Researchers aim to reduce LCoE in floating offshore wind

Researchers from UK and US institutions have collaborated on a project aimed at reducing the levelized cost of energy (LCoE) in floating offshore wind.

Researchers aim to reduce LCoE in floating offshore wind

Wake steering refers to attempts to deflect each turbine’s wake away from downstream turbines, allowing increased overall power production, and a longer lifetime of the turbine through reduced fatigue damage.

The CONFLOWS (CONtrol of FLOating wind farms with Wake Steering) project is using funding from Innovate UK and the US National Offshore Wind Research & Development Consortium (NOWRDC) to test how using wind-farm control strategy, wake steering, on floating wind farms can help reduce the LCoE.

The research project will run to March 2023 and include from the UK: DNV, Durham University and Marine Power Systems who will combine expertise on wind resource, wake modelling, wind farm control, floating platform design and economic modelling.

DNV will lead the project and continue the development of LongSim, a dynamic wind farm simulator and optimizer for wind farm control applications.

Durham University will lead efforts in developing steady-state wake steering models and calibrating them against high-fidelity data. Marine Power Systems will lead on the sizing of its WindSub floating platform to support the reference NREL 15MW horizontal axis turbine and will manage the modelling

From the US: led by the National Renewable Energy Laboratory (NREL), in partnership with Cornell University and Equinor, researchers will focus on the potential for offshore wind in specific regions in North America and will perform optimisation studies using wind farm control.

The studies will explore the effects on project costs of wake steering. Both sides will share data and knowledge beneficial for the modelling of site-specific meteorological conditions and complex wind farm wake scenarios due to wind farm control applications, to advance the offshore wind industry as a whole.

Pierre Sames, Senior Vice President, Group Research and Development Director at DNV, said: “As the floating offshore wind sector develops, we need research to understand whether technology proven for onshore wind farms can deliver similar impacts on improving energy production of offshore floating wind farms.”

An example of the scale of the improvements to be made is Hywind Scotland, Equinor’s world-first floating offshore wind farm which achieved a levelized cost of energy of £180/MWh.

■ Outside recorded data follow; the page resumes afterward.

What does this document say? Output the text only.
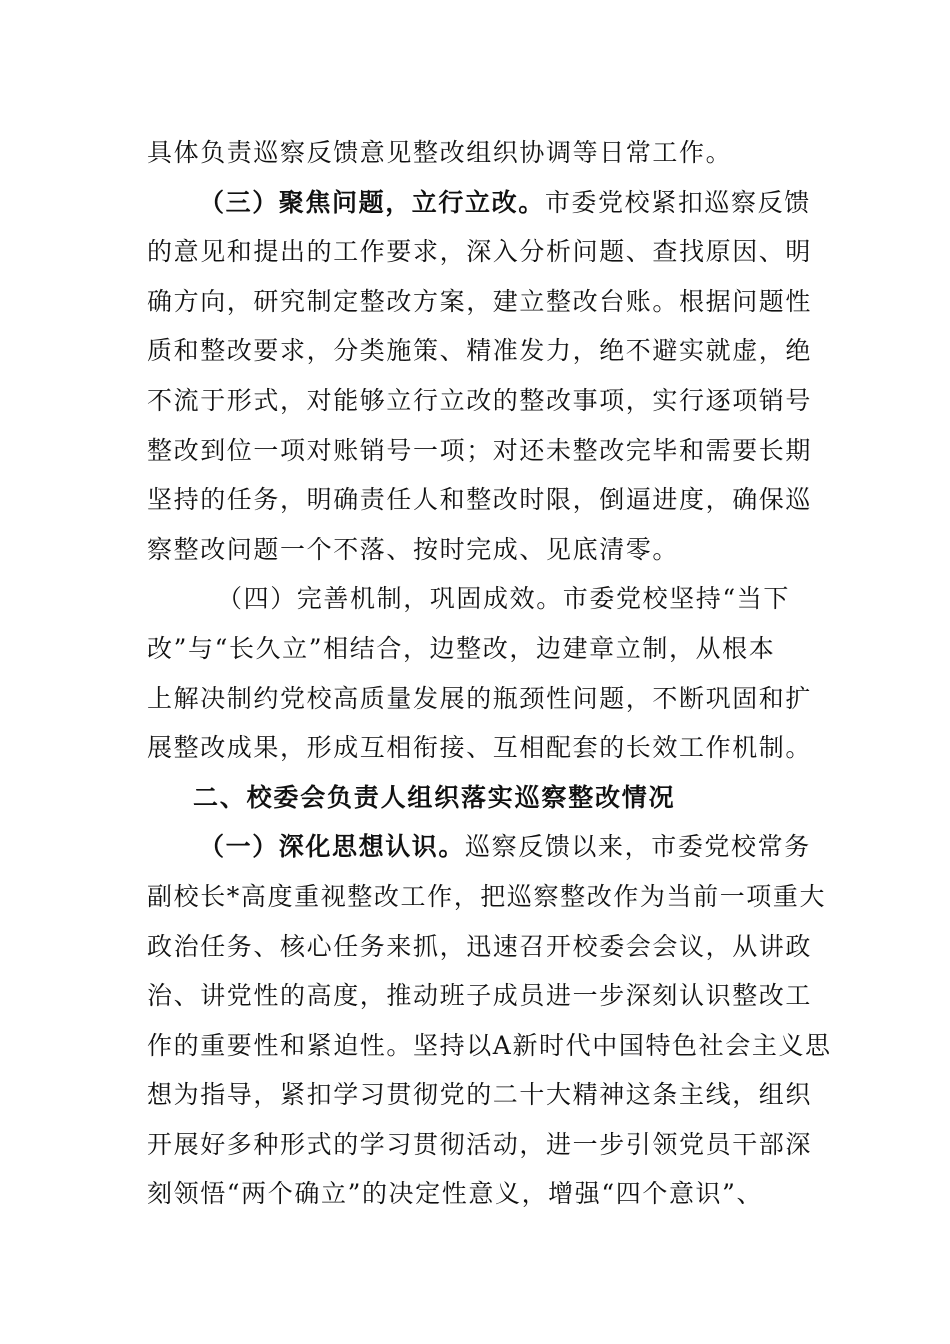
具体负责巡察反馈意见整改组织协调等日常工作。
（三）聚焦问题，立行立改。市委党校紧扣巡察反馈
的意见和提出的工作要求，深入分析问题、查找原因、明
确方向，研究制定整改方案，建立整改台账。根据问题性
质和整改要求，分类施策、精准发力，绝不避实就虚，绝
不流于形式，对能够立行立改的整改事项，实行逐项销号
整改到位一项对账销号一项；对还未整改完毕和需要长期
坚持的任务，明确责任人和整改时限，倒逼进度，确保巡
察整改问题一个不落、按时完成、见底清零。
（四）完善机制，巩固成效。市委党校坚持“当下
改”与“长久立”相结合，边整改，边建章立制，从根本
上解决制约党校高质量发展的瓶颈性问题，不断巩固和扩
展整改成果，形成互相衔接、互相配套的长效工作机制。
二、校委会负责人组织落实巡察整改情况
（一）深化思想认识。巡察反馈以来，市委党校常务
副校长*高度重视整改工作，把巡察整改作为当前一项重大
政治任务、核心任务来抓，迅速召开校委会会议，从讲政
治、讲党性的高度，推动班子成员进一步深刻认识整改工
作的重要性和紧迫性。坚持以A新时代中国特色社会主义思
想为指导，紧扣学习贯彻党的二十大精神这条主线，组织
开展好多种形式的学习贯彻活动，进一步引领党员干部深
刻领悟“两个确立”的决定性意义，增强“四个意识”、
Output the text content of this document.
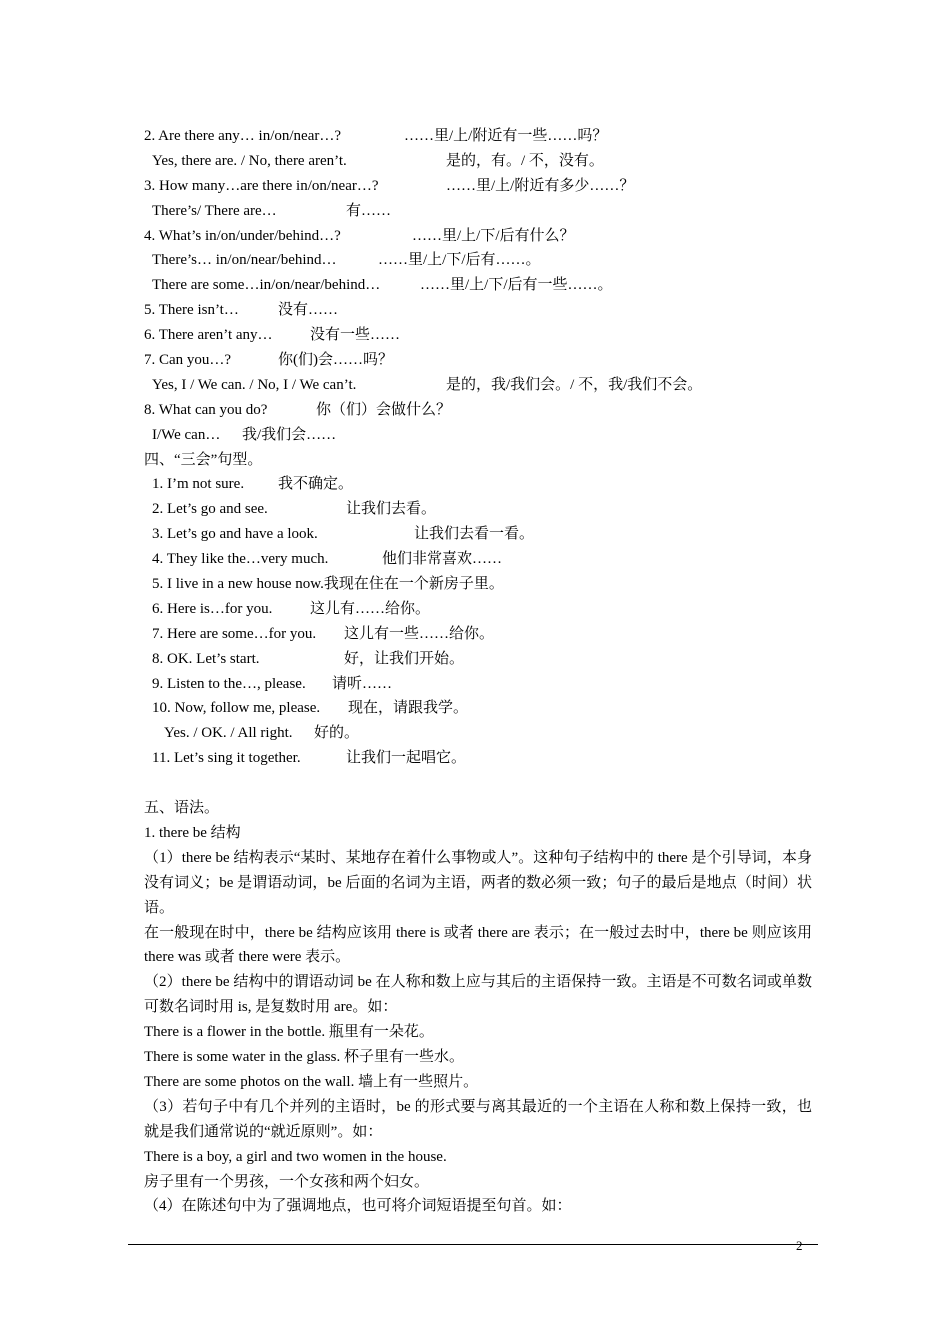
2. Are there any… in/on/near…?	……里/上/附近有一些……吗？
Yes, there are. / No, there aren’t.	是的，有。/ 不，没有。
3. How many…are there in/on/near…?	……里/上/附近有多少……？
There’s/ There are…	有……
4. What’s in/on/under/behind…?	……里/上/下/后有什么？
There’s… in/on/near/behind…	……里/上/下/后有……。
There are some…in/on/near/behind…	……里/上/下/后有一些……。
5. There isn’t…	没有……
6. There aren’t any… 没有一些……
7. Can you…?	你(们)会……吗？
Yes, I / We can. / No, I / We can’t.	是的，我/我们会。/ 不，我/我们不会。
8. What can you do?	你（们）会做什么？
I/We can… 我/我们会……
四、“三会”句型。
1. I’m not sure. 我不确定。
2. Let’s go and see.	让我们去看。
3. Let’s go and have a look.	让我们去看一看。
4. They like the…very much.	他们非常喜欢……
5. I live in a new house now.我现在住在一个新房子里。
6. Here is…for you.	这儿有……给你。
7. Here are some…for you. 这儿有一些……给你。
8. OK. Let’s start.	好，让我们开始。
9. Listen to the…, please. 请听……
10. Now, follow me, please. 现在，请跟我学。
Yes. / OK. / All right. 好的。
11. Let’s sing it together.	让我们一起唱它。
五、语法。
1. there be 结构
（1）there be 结构表示“某时、某地存在着什么事物或人”。这种句子结构中的 there 是个引导词，本身没有词义；be 是谓语动词，be 后面的名词为主语，两者的数必须一致；句子的最后是地点（时间）状语。
在一般现在时中，there be 结构应该用 there is 或者 there are 表示；在一般过去时中，there be 则应该用 there was 或者 there were 表示。
（2）there be 结构中的谓语动词 be 在人称和数上应与其后的主语保持一致。主语是不可数名词或单数可数名词时用 is, 是复数时用 are。如：
There is a flower in the bottle. 瓶里有一朵花。
There is some water in the glass. 杯子里有一些水。
There are some photos on the wall. 墙上有一些照片。
（3）若句子中有几个并列的主语时，be 的形式要与离其最近的一个主语在人称和数上保持一致，也就是我们通常说的“就近原则”。如：
There is a boy, a girl and two women in the house.
房子里有一个男孩，一个女孩和两个妇女。
（4）在陈述句中为了强调地点，也可将介词短语提至句首。如：
2
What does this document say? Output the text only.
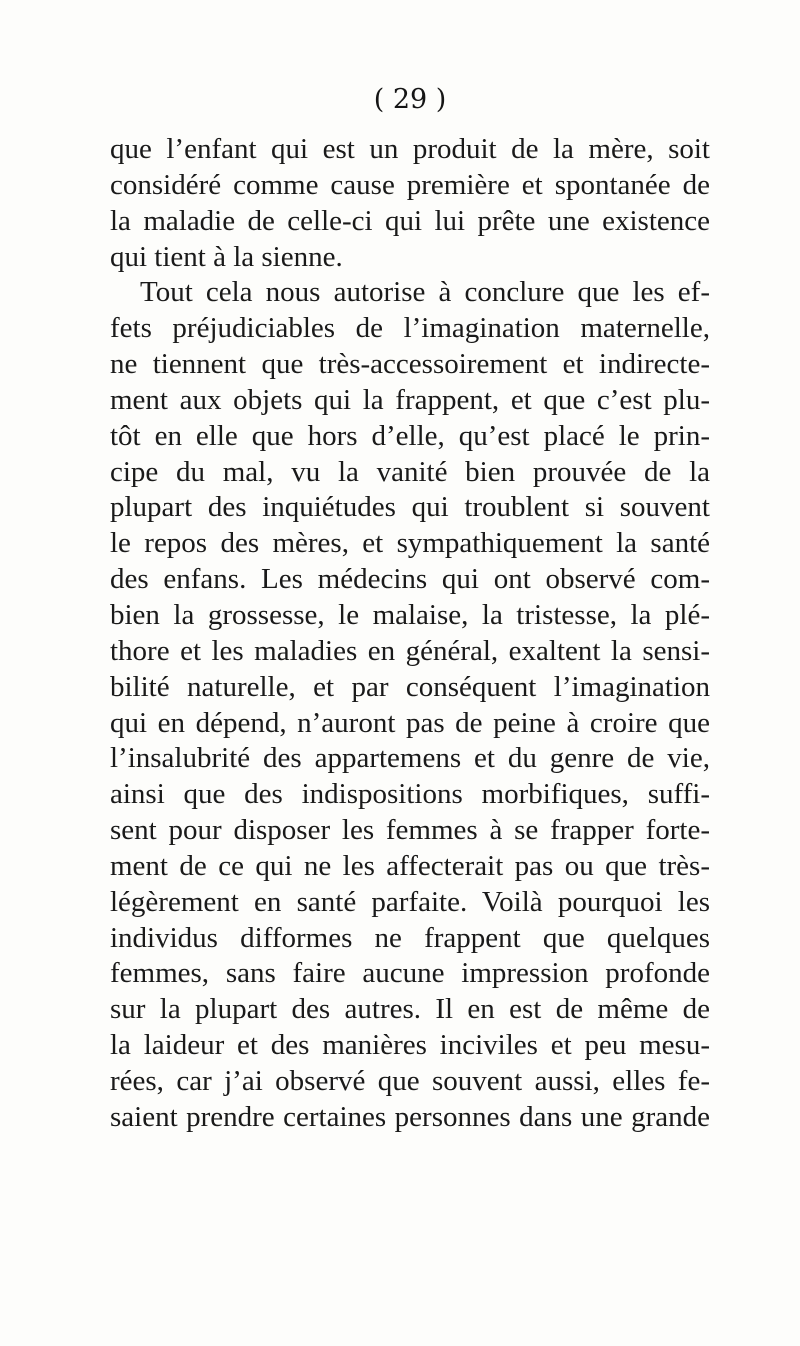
( 29 )
que l’enfant qui est un produit de la mère, soit
considéré comme cause première et spontanée de
la maladie de celle-ci qui lui prête une existence
qui tient à la sienne.
Tout cela nous autorise à conclure que les ef-
fets préjudiciables de l’imagination maternelle,
ne tiennent que très-accessoirement et indirecte-
ment aux objets qui la frappent, et que c’est plu-
tôt en elle que hors d’elle, qu’est placé le prin-
cipe du mal, vu la vanité bien prouvée de la
plupart des inquiétudes qui troublent si souvent
le repos des mères, et sympathiquement la santé
des enfans. Les médecins qui ont observé com-
bien la grossesse, le malaise, la tristesse, la plé-
thore et les maladies en général, exaltent la sensi-
bilité naturelle, et par conséquent l’imagination
qui en dépend, n’auront pas de peine à croire que
l’insalubrité des appartemens et du genre de vie,
ainsi que des indispositions morbifiques, suffi-
sent pour disposer les femmes à se frapper forte-
ment de ce qui ne les affecterait pas ou que très-
légèrement en santé parfaite. Voilà pourquoi les
individus difformes ne frappent que quelques
femmes, sans faire aucune impression profonde
sur la plupart des autres. Il en est de même de
la laideur et des manières inciviles et peu mesu-
rées, car j’ai observé que souvent aussi, elles fe-
saient prendre certaines personnes dans une grande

However, the typical LCoE of a fixed offshore wind farm in the UK is well below this at £55/MWh.

There is growing interest in novel wind farm control strategies which can improve the operation of the wind farm as a whole, rather than controlling each wind turbine as if it was operating in isolation from its neighbours.

“The floating foundation used for this study,” explains Graham Foster, Chief Technical Officer at MPS, “utilizes a tensioned mooring that provides a fundamentally more stable platform against which control forces can be applied and resists twist compared to catenary moored platforms. This technology could be more suitable to support wake steering for optimizing the wind farm output.”